Former Weyerhaeuser sawmill site in Kamloops to become an "inland port"

Andrea Klassen – Kamloops This Week

A new rail terminal located at the former Weyerhaeuser Co. sawmill site should be up and running this summer, according to the CEO of Cando Rail Services.

The Manitoba-based company purchased the site for slightly less than $5.1 million last month and will spend between $7 and $10 million on development, according to CEO Brian Cornick.

Work on the 36-acre property on Mission Flats will begin in February, with start-up likely between June and August.

Cornick said the site will be used for rail-car storage, transferring shipments from truck to railcar and maintenance services, as well as administrative operations.

The company works with both major rail lines, but Cornick said the company’s main focus is helping clients, including various mines, get their product on rails.

“When they want to put ore into a railcar, we would do that,” he said.

“We would move the rail cars around in their yard. We would block and marshal them so, if they had 100 ore cars, we would put those together and put them in a system so CN or CP could just come in and haul them away.”

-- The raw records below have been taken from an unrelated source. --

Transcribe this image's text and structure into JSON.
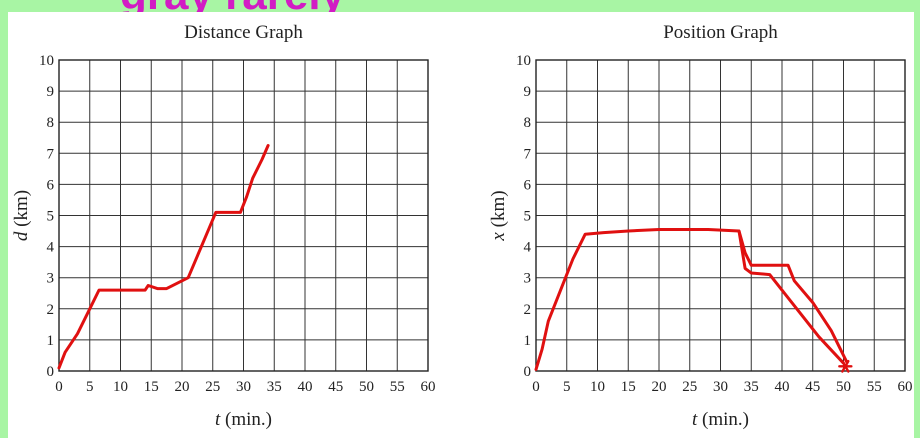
{
  "banner": {
    "text": "gray rarely"
  },
  "chart_data": [
    {
      "type": "line",
      "title": "Distance Graph",
      "xlabel": "t (min.)",
      "ylabel": "d (km)",
      "xlim": [
        0,
        60
      ],
      "ylim": [
        0,
        10
      ],
      "xticks": [
        "0",
        "5",
        "10",
        "15",
        "20",
        "25",
        "30",
        "35",
        "40",
        "45",
        "50",
        "55",
        "60"
      ],
      "yticks": [
        "0",
        "1",
        "2",
        "3",
        "4",
        "5",
        "6",
        "7",
        "8",
        "9",
        "10"
      ],
      "grid": true,
      "series": [
        {
          "color": "#e01010",
          "x": [
            0,
            1,
            3,
            5,
            6.5,
            8,
            10,
            14,
            14.5,
            16,
            17.5,
            19,
            21,
            22.5,
            24,
            25.5,
            26,
            28,
            29.5,
            30.5,
            31.5,
            33,
            34
          ],
          "y": [
            0.1,
            0.6,
            1.2,
            2.0,
            2.6,
            2.6,
            2.6,
            2.6,
            2.75,
            2.65,
            2.65,
            2.8,
            3.0,
            3.7,
            4.4,
            5.1,
            5.1,
            5.1,
            5.1,
            5.6,
            6.2,
            6.8,
            7.25
          ]
        }
      ]
    },
    {
      "type": "line",
      "title": "Position Graph",
      "xlabel": "t (min.)",
      "ylabel": "x (km)",
      "xlim": [
        0,
        60
      ],
      "ylim": [
        0,
        10
      ],
      "xticks": [
        "0",
        "5",
        "10",
        "15",
        "20",
        "25",
        "30",
        "35",
        "40",
        "45",
        "50",
        "55",
        "60"
      ],
      "yticks": [
        "0",
        "1",
        "2",
        "3",
        "4",
        "5",
        "6",
        "7",
        "8",
        "9",
        "10"
      ],
      "grid": true,
      "series": [
        {
          "color": "#e01010",
          "x": [
            0,
            1,
            2,
            4,
            6,
            8,
            11,
            15,
            20,
            28,
            33,
            34,
            35,
            38,
            42,
            46,
            50
          ],
          "y": [
            0.05,
            0.7,
            1.6,
            2.6,
            3.6,
            4.4,
            4.45,
            4.5,
            4.55,
            4.55,
            4.5,
            3.3,
            3.15,
            3.1,
            2.1,
            1.1,
            0.25
          ]
        },
        {
          "color": "#e01010",
          "x": [
            33,
            34,
            35,
            38,
            41,
            42,
            45,
            48,
            50.5
          ],
          "y": [
            4.5,
            3.8,
            3.4,
            3.4,
            3.4,
            2.9,
            2.2,
            1.3,
            0.3
          ]
        }
      ],
      "markers": [
        {
          "x": 50.3,
          "y": 0.15,
          "symbol": "*",
          "color": "#e01010"
        }
      ]
    }
  ]
}
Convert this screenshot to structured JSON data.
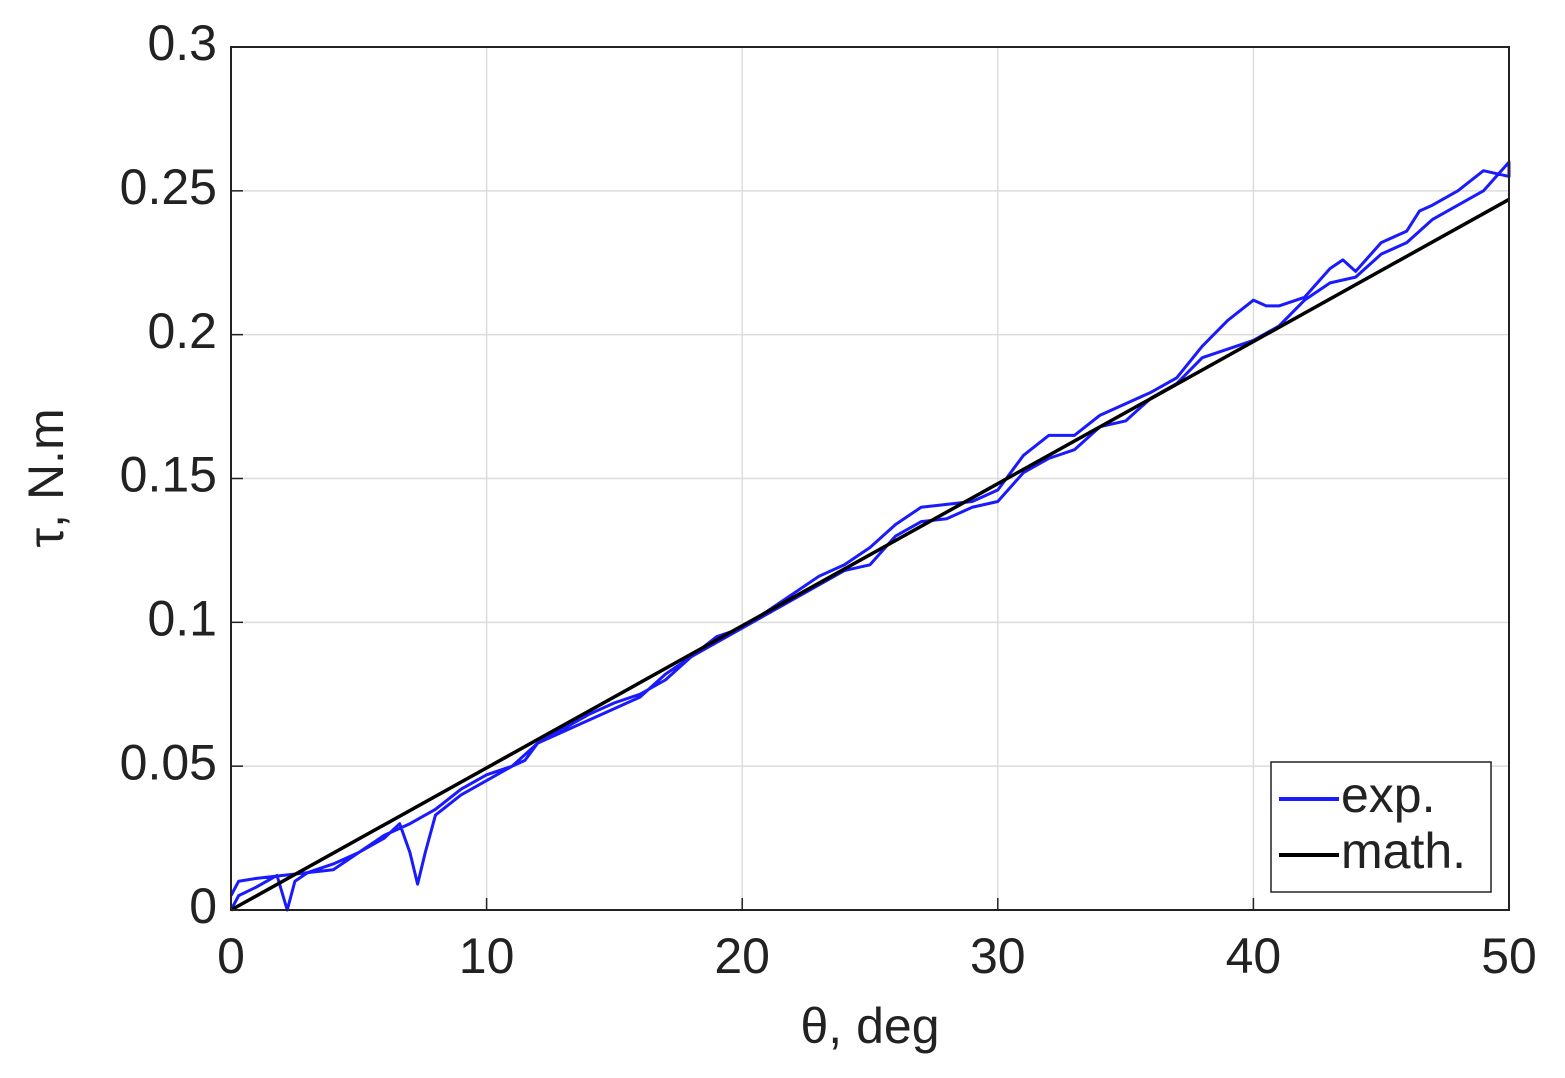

In B.C., Cornick said Cando will target both mines and interior pulp and paper mills.

No client agreements have yet been finalized.

Cornick said the company does not plan to have dangerous goods on the site, though it might store empty oil cars from time to time.

As part of its environmental certification, Cando will be required to do periodic soil testing.

While the company announced last week its expansion into B.C. could create hundreds of jobs, Cornick said no more than 50 would be based in Kamloops, with about 10 to 20 employees needed to start.

Those positions will include train engineers, conductors, truck drivers and office staff.

Interest in the positions is already running high.

“I think we’ve received just over 50 applications already,” Cornick said. “So, it gives us time to look through everything and decide who do we want to hire and why.”

Cando has yet to make final decisions on two assets acquired when it purchased the sawmill site: nearby Rabbit Island and the building that once housed Weyerhaeuser’s headquarters.

Cornick said the company is interested in subdividing the building and selling it to an interested party.

“There’s no requirement for us to use something like that,” he said.

Rabbit Island, meanwhile, could become some sort of park space.

 

The company is consulting with the City of Kamloops on the island’s ultimate fate.